If I am understanding the original post correctly there is a single vlan (vlan 1) and 2 IP subnets. I have a couple of comments about that:

- if there is only a single vlan then there is no point in configuring any switch port as a trunk. They should all be access ports.

- if it is a single vlan then there is not really a need for routing. Every device connected to the vlan should be able to communicate directly with every other device in the network by arping for the destination address . The real question is whether all of these devices WOULD arp for the destination address. The IP stack in many devices will arp only for addresses that it considers to be in its own subnet. This is the fundamental reason for the suggestion by @Georg Pauwen that when there are 2 subnets that there should be 2 vlans (and something to provide inter vlan routing).

HTH

Rick

Thanks, i was able to follow:

https://video.cisco.com/video/5993827197001

and got it to work exactly in the video but i was trying to use different subnet masks and different class ip's 172.16.x.x  with 255.0.0.0  for vlan1 and 192.168.100.x  for vlan2 with 255.255.255.0. I was able to go from the 198 side to the 172 side, but was unable to go from the 172 side back to the 198 side, even though i could ping the gateway 192.168.100.2 (used as the interface setting).

 

Thanks

I am glad to hear that using that video you were able to make some progress.
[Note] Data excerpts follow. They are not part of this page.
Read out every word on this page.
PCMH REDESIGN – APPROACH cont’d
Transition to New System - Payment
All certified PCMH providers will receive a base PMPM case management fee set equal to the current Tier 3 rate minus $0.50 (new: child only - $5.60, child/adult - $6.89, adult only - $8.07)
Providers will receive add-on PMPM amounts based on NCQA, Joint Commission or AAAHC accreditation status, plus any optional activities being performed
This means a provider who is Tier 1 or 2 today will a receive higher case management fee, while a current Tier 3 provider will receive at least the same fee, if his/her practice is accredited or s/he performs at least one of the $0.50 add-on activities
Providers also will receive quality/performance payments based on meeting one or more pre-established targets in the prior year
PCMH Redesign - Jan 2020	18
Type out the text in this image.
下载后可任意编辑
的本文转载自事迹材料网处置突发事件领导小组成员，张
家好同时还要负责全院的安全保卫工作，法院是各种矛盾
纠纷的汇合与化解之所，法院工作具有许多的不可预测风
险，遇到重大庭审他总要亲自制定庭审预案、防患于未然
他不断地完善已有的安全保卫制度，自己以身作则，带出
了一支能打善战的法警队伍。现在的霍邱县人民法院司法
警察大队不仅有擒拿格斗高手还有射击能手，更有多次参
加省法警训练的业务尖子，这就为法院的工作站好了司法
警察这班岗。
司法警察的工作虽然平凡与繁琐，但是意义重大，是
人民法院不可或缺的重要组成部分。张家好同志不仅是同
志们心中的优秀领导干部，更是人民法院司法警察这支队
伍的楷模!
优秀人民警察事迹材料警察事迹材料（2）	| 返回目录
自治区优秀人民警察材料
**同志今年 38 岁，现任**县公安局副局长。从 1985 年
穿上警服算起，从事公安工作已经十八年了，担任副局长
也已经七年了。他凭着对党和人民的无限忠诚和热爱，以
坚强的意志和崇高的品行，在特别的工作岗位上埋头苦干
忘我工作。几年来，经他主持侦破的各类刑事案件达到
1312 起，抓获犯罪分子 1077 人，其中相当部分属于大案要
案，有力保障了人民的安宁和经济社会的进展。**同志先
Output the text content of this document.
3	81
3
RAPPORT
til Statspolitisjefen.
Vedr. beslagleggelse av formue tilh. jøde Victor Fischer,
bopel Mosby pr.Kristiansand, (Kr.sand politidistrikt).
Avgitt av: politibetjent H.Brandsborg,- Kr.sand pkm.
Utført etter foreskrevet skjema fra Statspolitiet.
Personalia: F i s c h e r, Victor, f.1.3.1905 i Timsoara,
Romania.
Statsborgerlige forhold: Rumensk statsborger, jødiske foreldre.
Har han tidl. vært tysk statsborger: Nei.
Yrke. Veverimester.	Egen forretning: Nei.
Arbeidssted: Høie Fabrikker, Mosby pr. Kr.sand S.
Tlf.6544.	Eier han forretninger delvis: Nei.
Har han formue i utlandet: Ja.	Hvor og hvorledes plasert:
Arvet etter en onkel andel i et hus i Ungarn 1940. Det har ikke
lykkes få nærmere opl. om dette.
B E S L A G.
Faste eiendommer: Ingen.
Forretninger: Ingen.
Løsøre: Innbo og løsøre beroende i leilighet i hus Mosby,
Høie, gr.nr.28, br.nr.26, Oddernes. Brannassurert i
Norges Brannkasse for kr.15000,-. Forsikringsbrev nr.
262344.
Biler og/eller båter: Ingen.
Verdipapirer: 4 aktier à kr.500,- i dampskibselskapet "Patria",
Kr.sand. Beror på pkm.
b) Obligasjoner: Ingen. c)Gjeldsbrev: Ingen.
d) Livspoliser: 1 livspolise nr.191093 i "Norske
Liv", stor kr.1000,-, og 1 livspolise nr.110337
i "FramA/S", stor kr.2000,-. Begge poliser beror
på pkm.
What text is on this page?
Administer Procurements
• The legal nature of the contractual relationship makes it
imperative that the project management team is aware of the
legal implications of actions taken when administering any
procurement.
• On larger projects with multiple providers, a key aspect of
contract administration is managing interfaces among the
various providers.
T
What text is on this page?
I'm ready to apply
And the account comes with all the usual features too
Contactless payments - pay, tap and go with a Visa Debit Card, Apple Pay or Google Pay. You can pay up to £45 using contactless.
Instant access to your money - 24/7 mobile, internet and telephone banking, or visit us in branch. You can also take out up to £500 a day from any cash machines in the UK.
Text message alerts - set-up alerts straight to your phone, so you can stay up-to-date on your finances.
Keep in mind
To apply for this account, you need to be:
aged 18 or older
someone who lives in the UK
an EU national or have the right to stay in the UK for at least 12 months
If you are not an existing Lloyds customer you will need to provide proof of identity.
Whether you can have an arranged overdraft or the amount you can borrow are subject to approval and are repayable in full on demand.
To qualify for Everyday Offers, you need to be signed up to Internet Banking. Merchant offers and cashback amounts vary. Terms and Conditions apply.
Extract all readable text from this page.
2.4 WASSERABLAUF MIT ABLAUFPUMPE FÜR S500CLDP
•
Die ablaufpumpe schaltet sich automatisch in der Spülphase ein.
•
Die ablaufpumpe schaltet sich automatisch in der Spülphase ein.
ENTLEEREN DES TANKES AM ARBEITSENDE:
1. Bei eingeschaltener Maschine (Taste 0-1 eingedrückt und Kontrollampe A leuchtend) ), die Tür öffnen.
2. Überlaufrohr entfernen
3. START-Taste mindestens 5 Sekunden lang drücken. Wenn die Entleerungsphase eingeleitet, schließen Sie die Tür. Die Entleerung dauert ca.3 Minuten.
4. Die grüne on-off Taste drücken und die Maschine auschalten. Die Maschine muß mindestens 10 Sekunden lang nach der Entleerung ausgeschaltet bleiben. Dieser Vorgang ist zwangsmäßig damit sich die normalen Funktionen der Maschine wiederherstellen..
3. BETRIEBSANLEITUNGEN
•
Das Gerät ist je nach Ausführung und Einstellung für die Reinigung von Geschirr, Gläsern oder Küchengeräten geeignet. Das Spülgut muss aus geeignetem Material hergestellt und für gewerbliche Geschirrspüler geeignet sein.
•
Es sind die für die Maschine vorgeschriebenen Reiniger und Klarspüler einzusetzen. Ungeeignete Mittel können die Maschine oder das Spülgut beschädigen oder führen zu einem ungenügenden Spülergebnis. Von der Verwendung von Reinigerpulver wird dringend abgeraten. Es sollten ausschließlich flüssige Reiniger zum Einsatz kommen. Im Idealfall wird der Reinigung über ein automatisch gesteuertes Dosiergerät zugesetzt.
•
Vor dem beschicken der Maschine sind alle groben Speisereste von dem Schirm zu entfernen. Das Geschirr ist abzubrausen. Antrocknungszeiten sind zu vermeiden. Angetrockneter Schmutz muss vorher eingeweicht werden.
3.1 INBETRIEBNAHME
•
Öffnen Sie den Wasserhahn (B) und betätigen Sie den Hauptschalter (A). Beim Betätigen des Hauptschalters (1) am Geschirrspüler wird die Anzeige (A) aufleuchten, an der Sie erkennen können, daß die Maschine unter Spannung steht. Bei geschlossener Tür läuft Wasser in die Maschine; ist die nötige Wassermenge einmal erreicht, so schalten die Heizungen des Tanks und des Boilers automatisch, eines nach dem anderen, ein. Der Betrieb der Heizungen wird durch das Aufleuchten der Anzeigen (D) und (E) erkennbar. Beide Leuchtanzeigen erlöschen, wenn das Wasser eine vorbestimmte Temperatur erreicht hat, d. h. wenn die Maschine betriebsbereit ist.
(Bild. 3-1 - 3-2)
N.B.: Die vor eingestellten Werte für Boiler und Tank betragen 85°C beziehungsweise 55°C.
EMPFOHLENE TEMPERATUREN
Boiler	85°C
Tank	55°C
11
I am surprised that you are able to get from 198 to 172 but not able to get from 172 to 198. Perhaps you can give us some details of what you have configured to help us find out what is going on?

HTH

Rick

After getting it to work following the video, I changed the configuration to:

Vlan 1   172.16.1.3   255.255.0.0

Vlan 2   192.168.100.3  255.255.255.0

 

Laptop 1 172.16.1.5  255.255.0.0  gateway 172.16.1.3

Laptop 2  192.168.100.100  255.255.255.0  192.168.100.3

 

Port GE2 is in VLAN2  - laptop 2 is in this port

Port GE1 is in VLAN1 - laptop 1 is in this port

All ports are Access Ports

The only thing i noticed was that when i first configured the layer 3 switch following the cisco video. It automatically made  port GE2 an excluded membership type (clarification on why would be helpful) and all the rest remained untagged. So now with my changes, i have no issues pinging from the 192 side to either the switch or laptop on the 172 side.  Going from the 172 side i can ping 192.168.100.3 but not the laptop at 192.168.100.100. The only difference i see from the video and my configuration was that both vlans had the same subnet mask whereas mine are different.